September 1st, 2024

AI Has Created a Battle over Web Crawling

The rise of generative AI has prompted websites to restrict data access via robots.txt, leading to concerns over declining training data quality and potential impacts on AI model performance.

Read original articleLink Icon
AI Has Created a Battle over Web Crawling

The rise of generative AI has led to a significant shift in how websites manage their data, particularly through the use of the robots.txt protocol, which restricts web crawlers from accessing certain content. As AI companies rely heavily on vast datasets sourced from the web, many organizations are increasingly concerned about their data being used without consent, prompting them to implement these restrictions. A report from the Data Provenance Initiative highlights that a growing number of high-quality websites are blocking crawlers, which could lead to a decline in the quality of training data available for AI models.
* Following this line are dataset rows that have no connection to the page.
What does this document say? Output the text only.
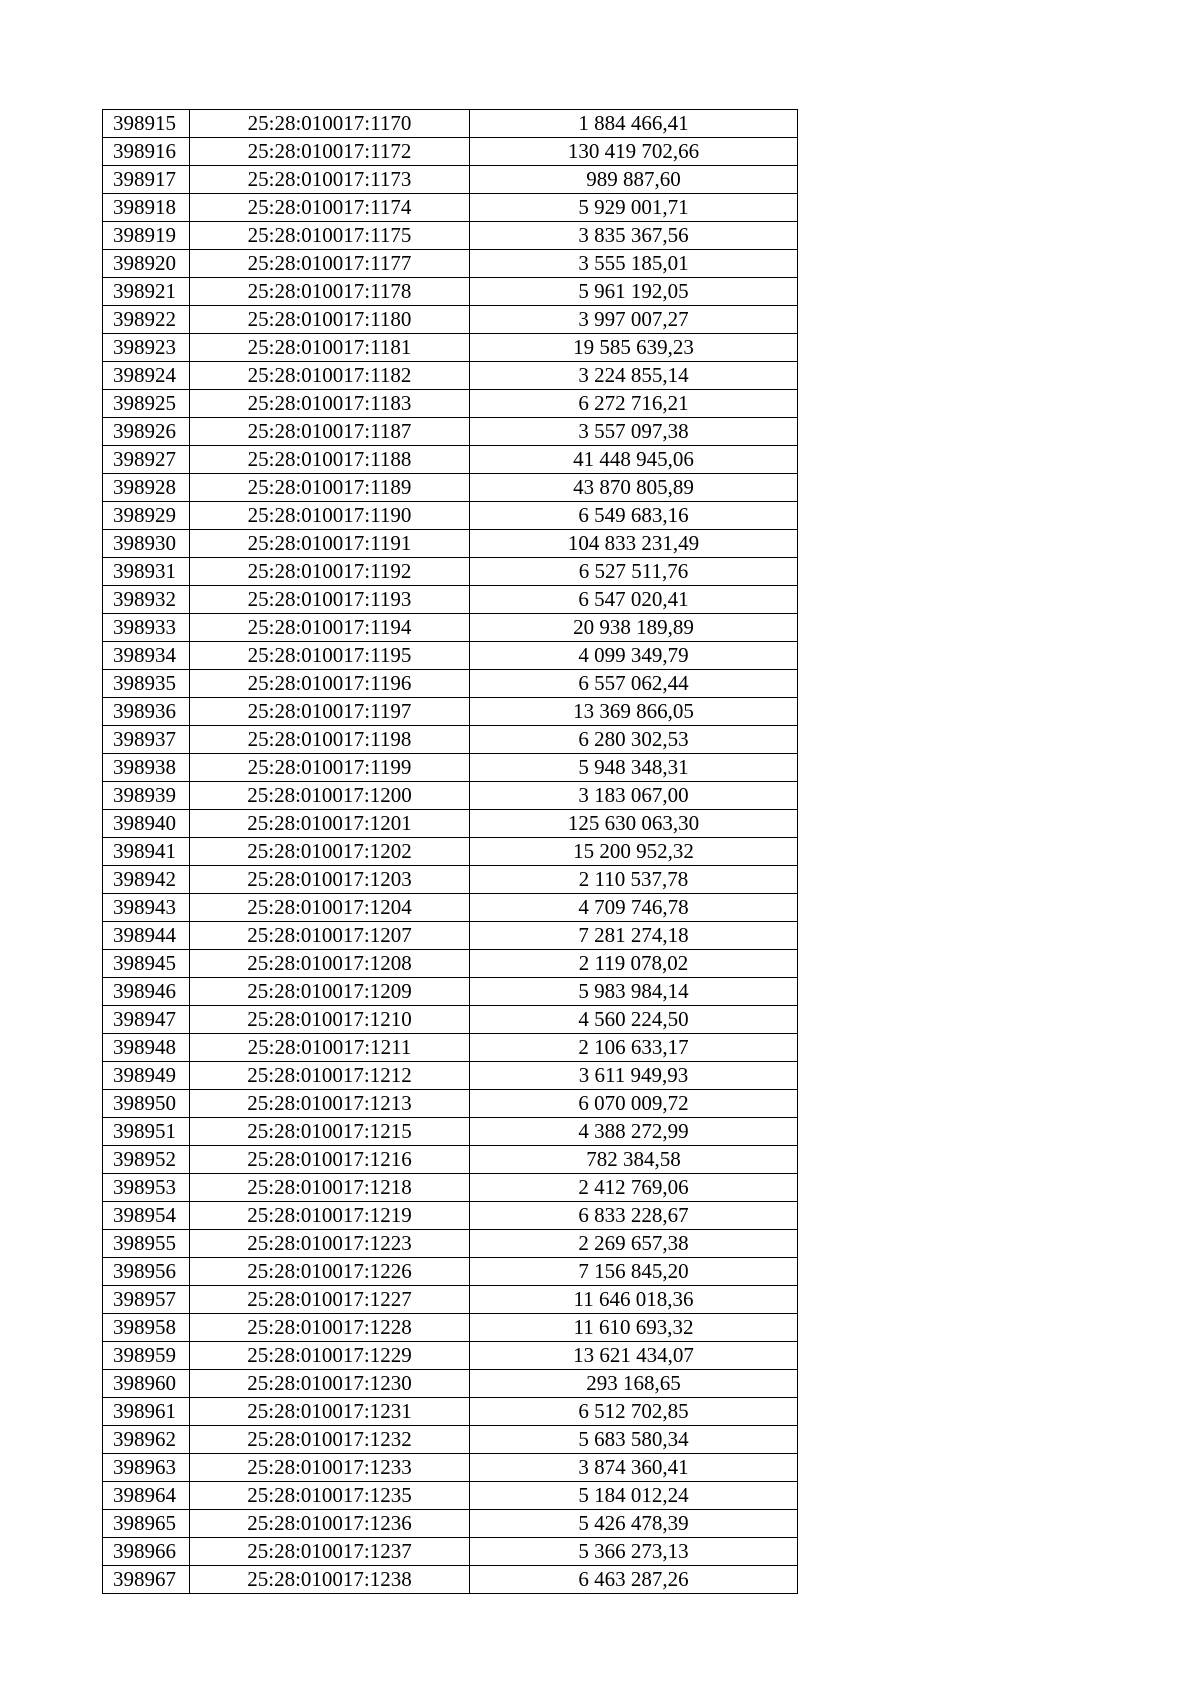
398915	25:28:010017:1170	1 884 466,41
398916	25:28:010017:1172	130 419 702,66
398917	25:28:010017:1173	989 887,60
398918	25:28:010017:1174	5 929 001,71
398919	25:28:010017:1175	3 835 367,56
398920	25:28:010017:1177	3 555 185,01
398921	25:28:010017:1178	5 961 192,05
398922	25:28:010017:1180	3 997 007,27
398923	25:28:010017:1181	19 585 639,23
398924	25:28:010017:1182	3 224 855,14
398925	25:28:010017:1183	6 272 716,21
398926	25:28:010017:1187	3 557 097,38
398927	25:28:010017:1188	41 448 945,06
398928	25:28:010017:1189	43 870 805,89
398929	25:28:010017:1190	6 549 683,16
398930	25:28:010017:1191	104 833 231,49
398931	25:28:010017:1192	6 527 511,76
398932	25:28:010017:1193	6 547 020,41
398933	25:28:010017:1194	20 938 189,89
398934	25:28:010017:1195	4 099 349,79
398935	25:28:010017:1196	6 557 062,44
398936	25:28:010017:1197	13 369 866,05
398937	25:28:010017:1198	6 280 302,53
398938	25:28:010017:1199	5 948 348,31
398939	25:28:010017:1200	3 183 067,00
398940	25:28:010017:1201	125 630 063,30
398941	25:28:010017:1202	15 200 952,32
398942	25:28:010017:1203	2 110 537,78
398943	25:28:010017:1204	4 709 746,78
398944	25:28:010017:1207	7 281 274,18
398945	25:28:010017:1208	2 119 078,02
398946	25:28:010017:1209	5 983 984,14
398947	25:28:010017:1210	4 560 224,50
398948	25:28:010017:1211	2 106 633,17
398949	25:28:010017:1212	3 611 949,93
398950	25:28:010017:1213	6 070 009,72
398951	25:28:010017:1215	4 388 272,99
398952	25:28:010017:1216	782 384,58
398953	25:28:010017:1218	2 412 769,06
398954	25:28:010017:1219	6 833 228,67
398955	25:28:010017:1223	2 269 657,38
398956	25:28:010017:1226	7 156 845,20
398957	25:28:010017:1227	11 646 018,36
398958	25:28:010017:1228	11 610 693,32
398959	25:28:010017:1229	13 621 434,07
398960	25:28:010017:1230	293 168,65
398961	25:28:010017:1231	6 512 702,85
398962	25:28:010017:1232	5 683 580,34
398963	25:28:010017:1233	3 874 360,41
398964	25:28:010017:1235	5 184 012,24
398965	25:28:010017:1236	5 426 478,39
398966	25:28:010017:1237	5 366 273,13
398967	25:28:010017:1238	6 463 287,26
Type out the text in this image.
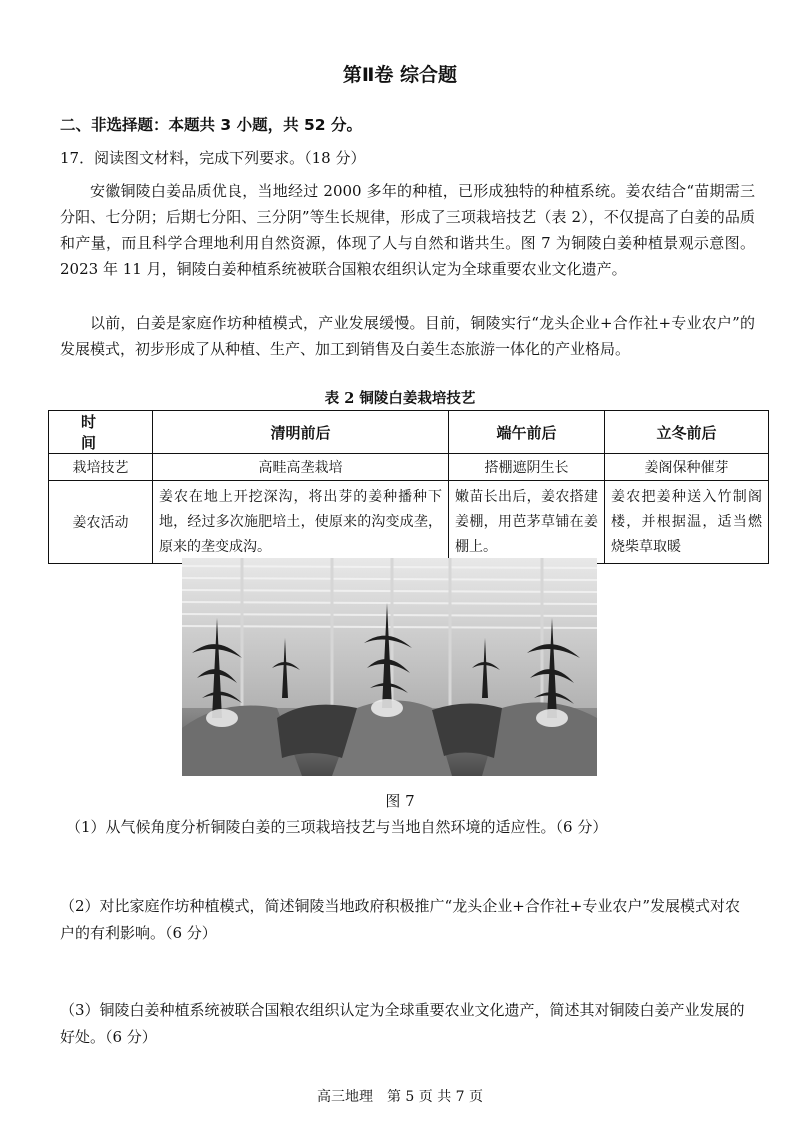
第Ⅱ卷 综合题
二、非选择题：本题共 3 小题，共 52 分。
17．阅读图文材料，完成下列要求。（18 分）

安徽铜陵白姜品质优良，当地经过 2000 多年的种植，已形成独特的种植系统。姜农结合“苗期需三分阳、七分阴；后期七分阳、三分阴”等生长规律，形成了三项栽培技艺（表 2），不仅提高了白姜的品质和产量，而且科学合理地利用自然资源，体现了人与自然和谐共生。图 7 为铜陵白姜种植景观示意图。 2023 年 11 月，铜陵白姜种植系统被联合国粮农组织认定为全球重要农业文化遗产。

以前，白姜是家庭作坊种植模式，产业发展缓慢。目前，铜陵实行“龙头企业+合作社+专业农户”的发展模式，初步形成了从种植、生产、加工到销售及白姜生态旅游一体化的产业格局。

表 2 铜陵白姜栽培技艺
时 间	清明前后	端午前后	立冬前后
栽培技艺	高畦高垄栽培	搭棚遮阴生长	姜阁保种催芽
姜农活动	姜农在地上开挖深沟，将出芽的姜种播种下地，经过多次施肥培土，使原来的沟变成垄，原来的垄变成沟。	嫩苗长出后，姜农搭建姜棚，用芭茅草铺在姜棚上。	姜农把姜种送入竹制阁楼，并根据温，适当燃烧柴草取暖
图 7
（1）从气候角度分析铜陵白姜的三项栽培技艺与当地自然环境的适应性。（6 分）
（2）对比家庭作坊种植模式，简述铜陵当地政府积极推广“龙头企业+合作社+专业农户”发展模式对农户的有利影响。（6 分）
（3）铜陵白姜种植系统被联合国粮农组织认定为全球重要农业文化遗产，简述其对铜陵白姜产业发展的好处。（6 分）
高三地理　第 5 页 共 7 页
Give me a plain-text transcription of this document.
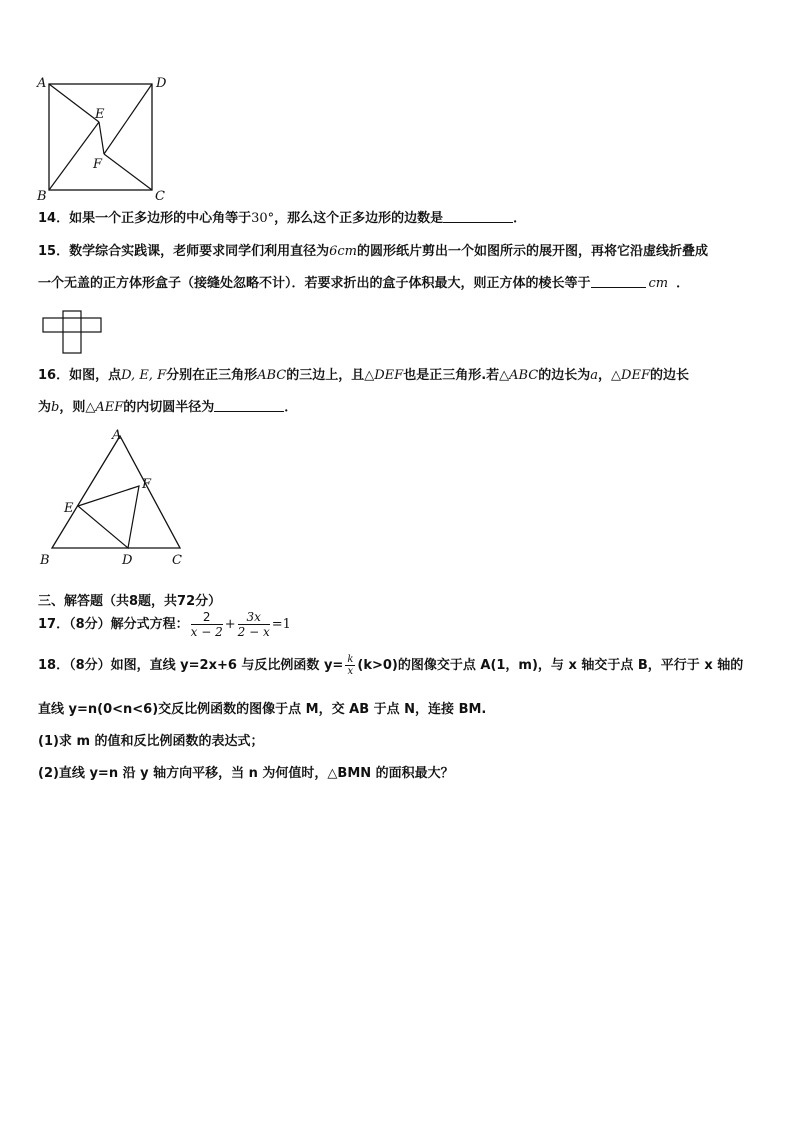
A	D
E
F
B	C
14．如果一个正多边形的中心角等于30°，那么这个正多边形的边数是	．
15．数学综合实践课，老师要求同学们利用直径为6cm的圆形纸片剪出一个如图所示的展开图，再将它沿虚线折叠成
一个无盖的正方体形盒子（接缝处忽略不计）．若要求折出的盒子体积最大，则正方体的棱长等于	cm ．
16．如图，点D, E, F分别在正三角形ABC的三边上，且△DEF也是正三角形.若△ABC的边长为a，△DEF的边长
为b，则△AEF的内切圆半径为	．
A
F
E
B	D	C
三、解答题（共8题，共72分）
17．（8分）解分式方程： $\frac{2}{x - 2} + \frac{3x}{2 - x} =1$
18．（8分）如图，直线 y=2x+6 与反比例函数 $y= \frac{k}{x} (k>0)$的图像交于点 A(1，m)，与 x 轴交于点 B，平行于 x 轴的
直线 y=n(0<n<6)交反比例函数的图像于点 M，交 AB 于点 N，连接 BM.
(1)求 m 的值和反比例函数的表达式；
(2)直线 y=n 沿 y 轴方向平移，当 n 为何值时，△BMN 的面积最大？
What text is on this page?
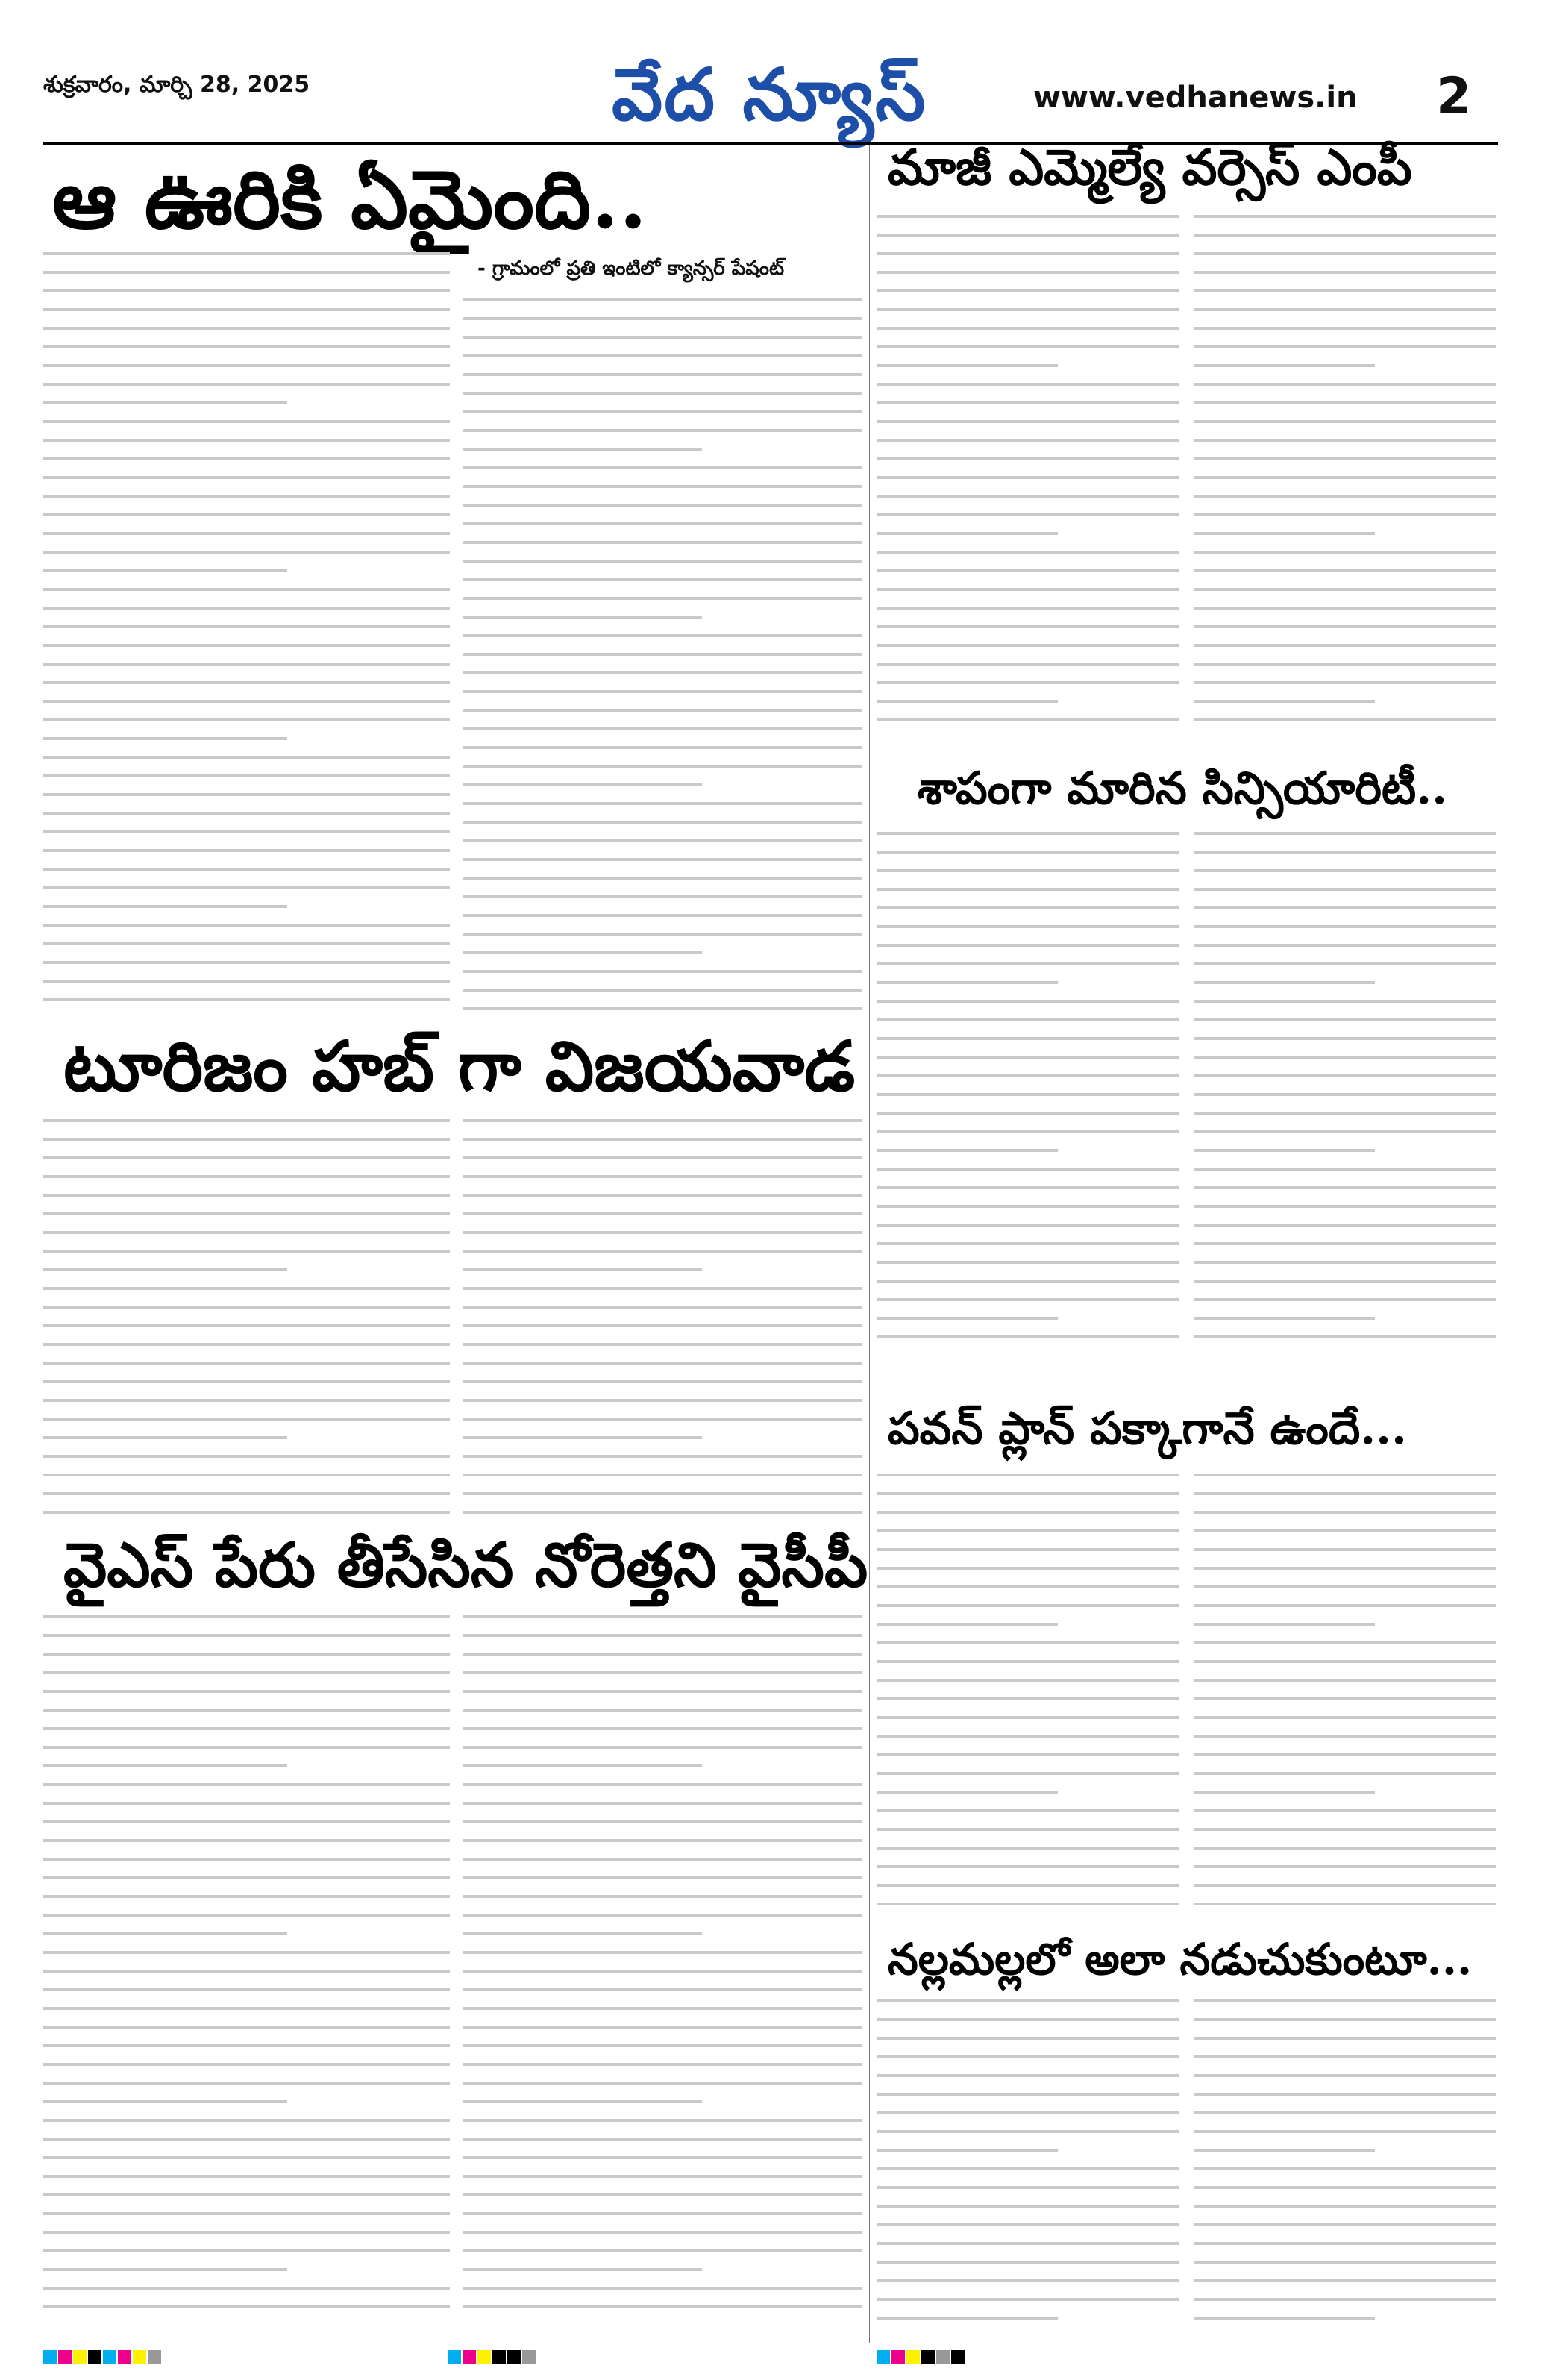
శుక్రవారం, మార్చి 28, 2025	వేద న్యూస్	www.vedhanews.in 2
ఆ ఊరికి ఏమైంది..
- గ్రామంలో ప్రతి ఇంటిలో క్యాన్సర్ పేషంట్
మాజీ ఎమ్మెల్యే వర్సెస్ ఎంపీ
శాపంగా మారిన సిన్సియారిటీ..
టూరిజం హబ్ గా విజయవాడ
పవన్ ప్లాన్ పక్కాగానే ఉందే...
వైఎస్ పేరు తీసేసిన నోరెత్తని వైసీపీ
నల్లమల్లలో అలా నడుచుకుంటూ...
The report indicates that from 2023 to 2024, there has been a notable increase in domains restricting access, with 25% of data from the top 2,000 websites in a popular dataset being revoked. This trend raises concerns about the future performance of AI models, as they may rely more on lower-quality data from personal blogs and e-commerce sites. The situation is further complicated by the legal ambiguities surrounding robots.txt, which is not legally enforceable, and the ongoing debates about data usage rights. As a result, AI companies may need to explore alternative data acquisition strategies, including licensing data directly or investing in synthetic data, to maintain the quality and relevance of their training datasets.

- Websites are increasingly using robots.txt to restrict access to their data for AI crawlers.

- A significant portion of high-quality data is being revoked, impacting the training of generative AI models.

- Legal ambiguities exist around the enforceability of robots.txt restrictions.

- AI companies may need to license data or rely on synthetic data to continue model training.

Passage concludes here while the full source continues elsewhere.